The Role of Telomeres & Telomerase in Cancer
- Replication by mitosis (cell division) is not perfect. The ends of the chromosomes are not fully replicated. Therefore it is advantageous to have expendable material at the chromosome ends. Telomerase helps maintain this expendable material, so cells can stay replicable.
- To a cell's DNA-repair mechanism, short telomeres look like broken DNA. If the injury seems irreparable, the cell stops replicating (called senescence).
This limit serves a few purposes. It maintains the integrity of coding DNA, so it isn't whittled away in successive divisions. It prevents older cells, which have accumulated more mutations, from passing on the mutations to daughter cells that could become cancerous. And it prevents cells that are cancerous from replicating without limit. - If a cancer cell has the right mutations, it will express telomerase, whose expression is normally suppressed. 90% of cancer cells express telomerase. Therefore, suppression of telomerase, or at least some of its function, is viewed as an important target for anti-cancer research.

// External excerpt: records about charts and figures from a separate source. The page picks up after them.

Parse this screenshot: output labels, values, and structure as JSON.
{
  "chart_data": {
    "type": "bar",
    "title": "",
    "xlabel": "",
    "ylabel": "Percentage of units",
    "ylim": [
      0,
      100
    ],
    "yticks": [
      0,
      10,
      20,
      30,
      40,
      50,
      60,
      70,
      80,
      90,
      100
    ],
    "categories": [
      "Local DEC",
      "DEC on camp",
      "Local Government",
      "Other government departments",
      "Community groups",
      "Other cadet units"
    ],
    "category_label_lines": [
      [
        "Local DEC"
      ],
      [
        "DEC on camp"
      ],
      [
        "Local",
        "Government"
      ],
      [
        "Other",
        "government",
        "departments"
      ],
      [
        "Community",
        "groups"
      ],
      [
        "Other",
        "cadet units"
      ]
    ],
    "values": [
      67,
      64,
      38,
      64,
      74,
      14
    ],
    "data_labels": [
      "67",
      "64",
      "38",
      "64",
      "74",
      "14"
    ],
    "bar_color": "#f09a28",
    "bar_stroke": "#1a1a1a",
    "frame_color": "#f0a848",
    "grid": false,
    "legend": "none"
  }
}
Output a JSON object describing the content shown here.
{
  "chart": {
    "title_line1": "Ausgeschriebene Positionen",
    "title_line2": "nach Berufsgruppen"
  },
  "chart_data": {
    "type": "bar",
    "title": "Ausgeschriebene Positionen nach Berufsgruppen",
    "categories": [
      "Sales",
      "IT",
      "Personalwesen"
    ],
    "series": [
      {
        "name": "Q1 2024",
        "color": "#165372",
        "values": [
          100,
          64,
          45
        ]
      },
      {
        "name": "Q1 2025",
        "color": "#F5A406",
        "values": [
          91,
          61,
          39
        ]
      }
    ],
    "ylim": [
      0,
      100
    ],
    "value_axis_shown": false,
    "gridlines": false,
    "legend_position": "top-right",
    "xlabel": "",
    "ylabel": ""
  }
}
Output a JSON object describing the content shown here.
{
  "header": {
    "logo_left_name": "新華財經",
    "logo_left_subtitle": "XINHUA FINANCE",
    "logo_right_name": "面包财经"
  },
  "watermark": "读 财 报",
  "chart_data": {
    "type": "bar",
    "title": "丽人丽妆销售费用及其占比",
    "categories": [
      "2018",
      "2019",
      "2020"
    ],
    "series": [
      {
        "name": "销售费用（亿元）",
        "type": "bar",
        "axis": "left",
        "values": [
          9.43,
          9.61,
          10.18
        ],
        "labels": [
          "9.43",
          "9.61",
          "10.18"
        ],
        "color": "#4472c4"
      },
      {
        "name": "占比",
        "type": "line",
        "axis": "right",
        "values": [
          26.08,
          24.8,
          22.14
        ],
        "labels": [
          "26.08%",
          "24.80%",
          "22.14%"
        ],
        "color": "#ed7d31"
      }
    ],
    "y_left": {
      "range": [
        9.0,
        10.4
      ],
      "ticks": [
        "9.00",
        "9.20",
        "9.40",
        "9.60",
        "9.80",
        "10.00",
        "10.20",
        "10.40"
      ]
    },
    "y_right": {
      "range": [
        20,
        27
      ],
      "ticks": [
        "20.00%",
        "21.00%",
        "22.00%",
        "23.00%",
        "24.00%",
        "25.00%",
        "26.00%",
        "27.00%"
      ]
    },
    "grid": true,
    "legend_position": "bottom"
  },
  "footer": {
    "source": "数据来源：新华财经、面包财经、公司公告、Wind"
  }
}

- With each division of a cell, unrepaired mistakes in the DNA are made permanent because the opposite nucleotide with which the damaged nucleotide is paired has been placed in the other daughter cell. The damaged nucleotide's true identity therefore can't be verified by looking at the paired nucleotide.
Some of these mistakes may be oncogenic (lead to cancer). One type of error knocks out a protein that monitors DNA for damage. Without this protein, cells would continue to divide, even with shortened telomeres. Some cancer cells even reawaken their sleeping telomerase gene, further speeding cancer growth. - Damage to chromosomes during mitosis due to lack of protective telomeres has been linked to cancer. Lack of telomerase therefore leads to degradation of the chromosomes, which leads to oncogenic (cancer-causing) mutations. In mice, knocking out the ability to produce telomerase leads to the cancers common in old humans: breast, colon, and pancreatic cancer. It takes six to seven generations for this to show up in mice, since their lives are so short and their telomeres so long, but it eventually occurs.